Viendo esta propuesta a cualquiera que esté alerta, y tenga un poco de memoria y sentido del humor, le asalta el título de una antigua película española de éxito comercial llamada ¿Por qué lo llaman amor cuando quieren decir sexo? Pero, cuidado con verbalizarlo. Se está ante un monumento cultural. Y estas cosas no se dicen de dichos monumentos. Y menos se hacen. Y para aquellos que lo dicen y lo hacen sobre dichos monumentos culturales, como algunos directores de escena que han pasado por este u otros teatros, se les le abuchearan y/o se les afeará la conducta por poner cuerpo, carne, en el asador, intentándoles meter el miedo en el cuerpo.
Así que, instalado el espectador y el profesional en el confort, en la comodidad de la butaca, le queda la música. Y es algo que no empieza muy bien pero que va mejorando a lo largo del primer acto, donde tanto el elenco como la orquesta van dando muestras de su calidad como intérpretes, para llegar a un segundo acto donde la música de Britten y la letra de Myfanwy Piper se hacen presentes y desafiantes. Donde el denostado, por algunos, Alejo Pérez demuestra de lo que es capaz, como ya lo hiciera en Don Giovanni, y vuelve a hacer sonar una composición sin apriorismos, una obra que está llena de ellos a pesar de que han pasado unos cuarenta años desde que se escribió, a penas nada. Y la Orquesta Sinfónica de Madrid refuta a esas voces que continúan diciendo que es una orquesta con potencial para lo contemporáneo pero que necesita seguir practicando para conseguirlo con algún experto director que no acaba de pasar por el coso.
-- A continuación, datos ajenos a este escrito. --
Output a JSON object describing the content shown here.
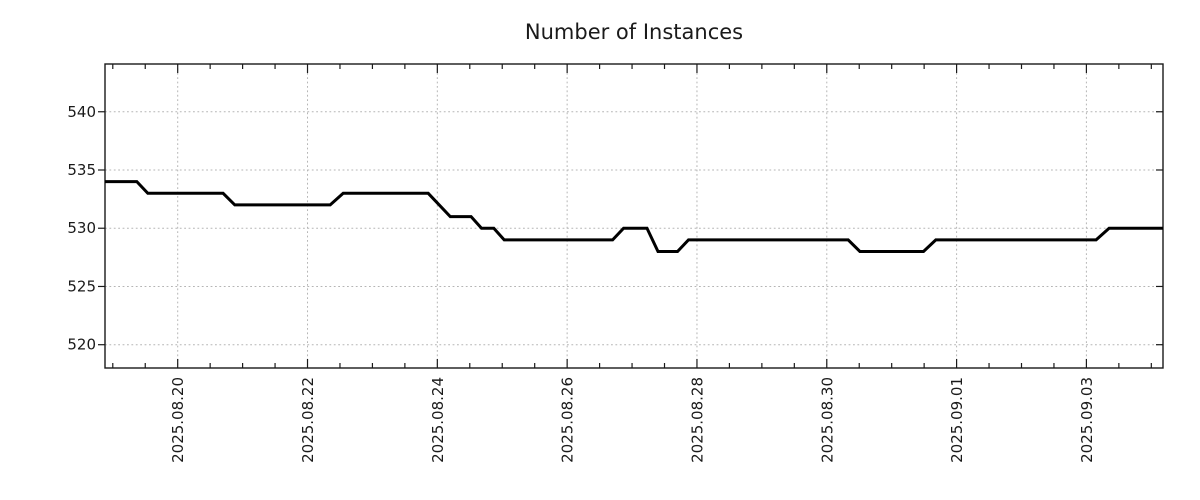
{
  "page": {
    "background": "#ffffff"
  },
  "chart_data": {
    "type": "line",
    "title": "Number of Instances",
    "legend_visible": false,
    "grid": true,
    "line_style": "step-like time series, solid black, ~3px",
    "x": {
      "label": "",
      "unit": "days relative to 2025-08-20 00:00 (estimated from tick spacing)",
      "min": -1.12,
      "max": 15.18,
      "major_ticks": [
        {
          "pos": 0,
          "label": "2025.08.20"
        },
        {
          "pos": 2,
          "label": "2025.08.22"
        },
        {
          "pos": 4,
          "label": "2025.08.24"
        },
        {
          "pos": 6,
          "label": "2025.08.26"
        },
        {
          "pos": 8,
          "label": "2025.08.28"
        },
        {
          "pos": 10,
          "label": "2025.08.30"
        },
        {
          "pos": 12,
          "label": "2025.09.01"
        },
        {
          "pos": 14,
          "label": "2025.09.03"
        }
      ],
      "minor_tick_start": -1.0,
      "minor_tick_step": 0.5
    },
    "y": {
      "label": "",
      "min": 518.0,
      "max": 544.1,
      "ticks": [
        520,
        525,
        530,
        535,
        540
      ]
    },
    "series": [
      {
        "name": "Number of Instances",
        "color": "#000000",
        "points": [
          [
            -1.12,
            534
          ],
          [
            -0.63,
            534
          ],
          [
            -0.46,
            533
          ],
          [
            0.7,
            533
          ],
          [
            0.88,
            532
          ],
          [
            2.35,
            532
          ],
          [
            2.55,
            533
          ],
          [
            3.86,
            533
          ],
          [
            4.2,
            531
          ],
          [
            4.52,
            531
          ],
          [
            4.68,
            530
          ],
          [
            4.87,
            530
          ],
          [
            5.03,
            529
          ],
          [
            6.7,
            529
          ],
          [
            6.87,
            530
          ],
          [
            7.23,
            530
          ],
          [
            7.4,
            528
          ],
          [
            7.7,
            528
          ],
          [
            7.87,
            529
          ],
          [
            10.33,
            529
          ],
          [
            10.51,
            528
          ],
          [
            11.49,
            528
          ],
          [
            11.68,
            529
          ],
          [
            14.15,
            529
          ],
          [
            14.35,
            530
          ],
          [
            15.18,
            530
          ]
        ]
      }
    ],
    "colors": {
      "line": "#000000",
      "grid": "#b5b5b5",
      "axis": "#1a1a1a",
      "text": "#1a1a1a",
      "background": "#ffffff"
    }
  }
}
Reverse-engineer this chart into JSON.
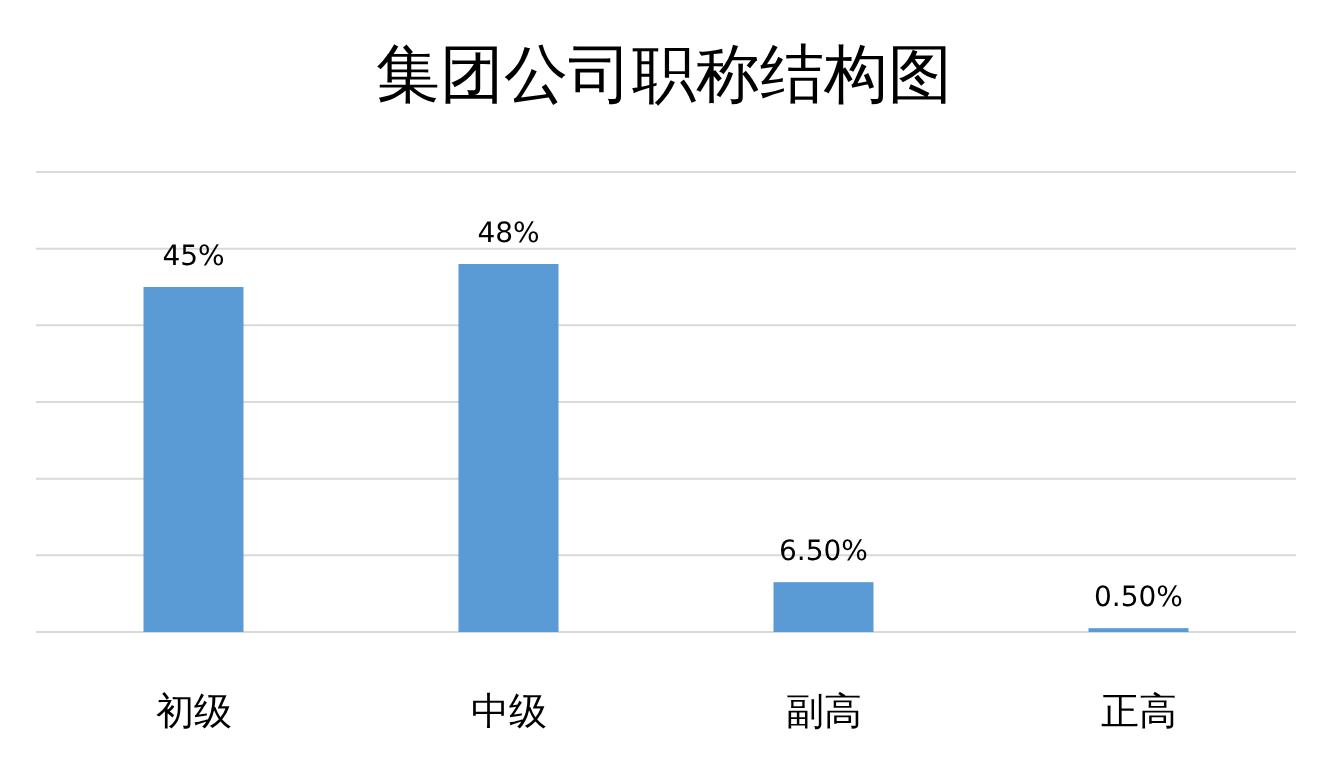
{
  "chart_data": {
    "type": "bar",
    "title": "集团公司职称结构图",
    "categories": [
      "初级",
      "中级",
      "副高",
      "正高"
    ],
    "values": [
      45,
      48,
      6.5,
      0.5
    ],
    "value_labels": [
      "45%",
      "48%",
      "6.50%",
      "0.50%"
    ],
    "color": "#5b9bd5",
    "ylim": [
      0,
      60
    ],
    "yticks": [
      {
        "value": 0,
        "label": null
      },
      {
        "value": 10,
        "label": null
      },
      {
        "value": 20,
        "label": null
      },
      {
        "value": 30,
        "label": null
      },
      {
        "value": 40,
        "label": null
      },
      {
        "value": 50,
        "label": null
      },
      {
        "value": 60,
        "label": null
      }
    ],
    "grid": "y"
  }
}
Ambos, director y orquesta, se unen a los cantantes para sacar al espectador de la comodidad de la butaca y este, sin darse cuenta, como si la cosa no fuera con él, lo disfruta y se extraña, cuando acaba la función y se ve a sí mismo aplaudiendo una obra que considera contemporánea. No es de extrañar porque, al menos en la representación del día siete de diciembre, ese abismo, ese nervio que no se ve en escena, se escuchó, se palpó y llenó los oídos y los corazones con razones musicales de sobra para celebrarlo, para celebrar el cuerpo, la presencia física de lo humano y de los seres humanos. Hoy, aquí y a pesar del miedo.